Même tendance exponentielle en Europe où en 2024, environ 4,6 milliards d’envois de faible valeur (à 91% en provenance de Chine) sont entrés sur le marché, un chiffre qui a doublé par rapport à 2023 et triplé par rapport à 2022, s’affole la Commission européenne.

Le nerf de la guerre réside dans ces quelques mots: « de faible valeur », soit moins de 150 euros, seuil en dessous duquel les paquets envoyés depuis un pays tiers dans l’Union européenne échappent aux taxes douanières.

Une exonération qui date de 2010, issue d’un texte visant la « fluidité douanière » et introduisant la notion de « valeur négligeable », soit 150 euros, rembobine pour l’AFP Isabelle Feng, juriste et chercheuse à l’Université Libre de Bruxelles et Asia Centre.

Mais pointant notamment des risques d’importation « de produits dangereux » et une empreinte environnementale non négligeable sur de tels volumes, la Commission européenne a appelé en février à supprimer cette franchise.

Le commerce international n’a effectivement « plus le même visage », abonde Mme Feng, notamment depuis que la Chine exporte ses produits « directement chez les consommateurs ».

Le président américain n’a pas attendu puisqu’il a signé mardi un décret faisant passer de 30 à 90% les droits de douane sur les petits colis envoyés de Chine.

Mesure « anachronique »

Cette exonération de droits de douane est un avantage « injustifié » et « anachronique » qui crée une « concurrence totalement inéquitable », dénonce Marc Lolivier, délégué général de la Fédération de l’e-commerce (Fevad).

« On est surpris du peu de réaction des autorités françaises et européennes. On a l’impression que chacune se cache derrière l’autre. Résultat: il ne se passe rien », s’étonne de son côté Pierre Bosche, le président de la Confédération des commerçants de France, auprès de l’AFP.

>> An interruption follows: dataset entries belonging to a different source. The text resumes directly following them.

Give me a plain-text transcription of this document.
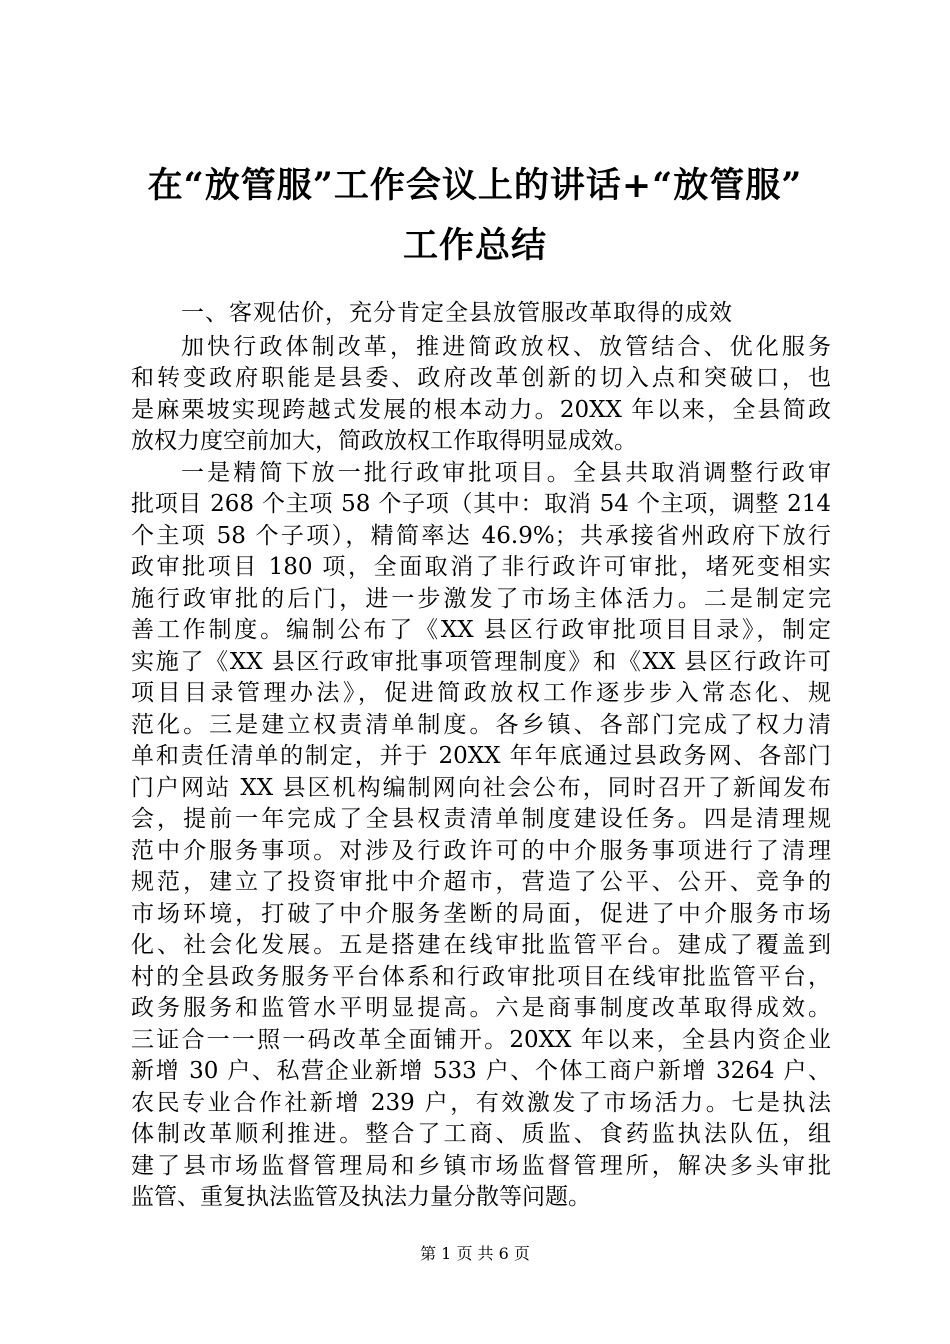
在“放管服”工作会议上的讲话+“放管服”
工作总结
一、客观估价，充分肯定全县放管服改革取得的成效
加快行政体制改革，推进简政放权、放管结合、优化服务
和转变政府职能是县委、政府改革创新的切入点和突破口，也
是麻栗坡实现跨越式发展的根本动力。20XX 年以来，全县简政
放权力度空前加大，简政放权工作取得明显成效。
一是精简下放一批行政审批项目。全县共取消调整行政审
批项目 268 个主项 58 个子项（其中：取消 54 个主项，调整 214
个主项 58 个子项），精简率达 46.9%；共承接省州政府下放行
政审批项目 180 项，全面取消了非行政许可审批，堵死变相实
施行政审批的后门，进一步激发了市场主体活力。二是制定完
善工作制度。编制公布了《XX 县区行政审批项目目录》，制定
实施了《XX 县区行政审批事项管理制度》和《XX 县区行政许可
项目目录管理办法》，促进简政放权工作逐步步入常态化、规
范化。三是建立权责清单制度。各乡镇、各部门完成了权力清
单和责任清单的制定，并于 20XX 年年底通过县政务网、各部门
门户网站 XX 县区机构编制网向社会公布，同时召开了新闻发布
会，提前一年完成了全县权责清单制度建设任务。四是清理规
范中介服务事项。对涉及行政许可的中介服务事项进行了清理
规范，建立了投资审批中介超市，营造了公平、公开、竞争的
市场环境，打破了中介服务垄断的局面，促进了中介服务市场
化、社会化发展。五是搭建在线审批监管平台。建成了覆盖到
村的全县政务服务平台体系和行政审批项目在线审批监管平台，
政务服务和监管水平明显提高。六是商事制度改革取得成效。
三证合一一照一码改革全面铺开。20XX 年以来，全县内资企业
新增 30 户、私营企业新增 533 户、个体工商户新增 3264 户、
农民专业合作社新增 239 户，有效激发了市场活力。七是执法
体制改革顺利推进。整合了工商、质监、食药监执法队伍，组
建了县市场监督管理局和乡镇市场监督管理所，解决多头审批
监管、重复执法监管及执法力量分散等问题。
第 1 页 共 6 页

« Si Trump peut prendre des décisions en trois jours, on imagine que la Commission européenne peut le faire en moins de trois ans », s’impatiente également Pierre-François Le Louët, coprésident de l’Union Française des Industries Mode-Habillement.

L’Europe propose bien une révision du code douanier mais « ça va mettre dix ans », s’agace Yves Audo, président du Conseil du Commerce de France.

Or, la situation est d’autant plus urgente que « le marché américain va devenir compliqué pour la Chine », estime Yohann Petiot, directeur général de l’Alliance du Commerce. Le spécialiste craint un report encore plus massif de colis chinois sur l’Europe.

Temu « respecte strictement l’ensemble des lois et réglementations applicables sur les marchés où la plateforme est présente », a réagi la plateforme d’e-commerce, sollicitée par l’AFP.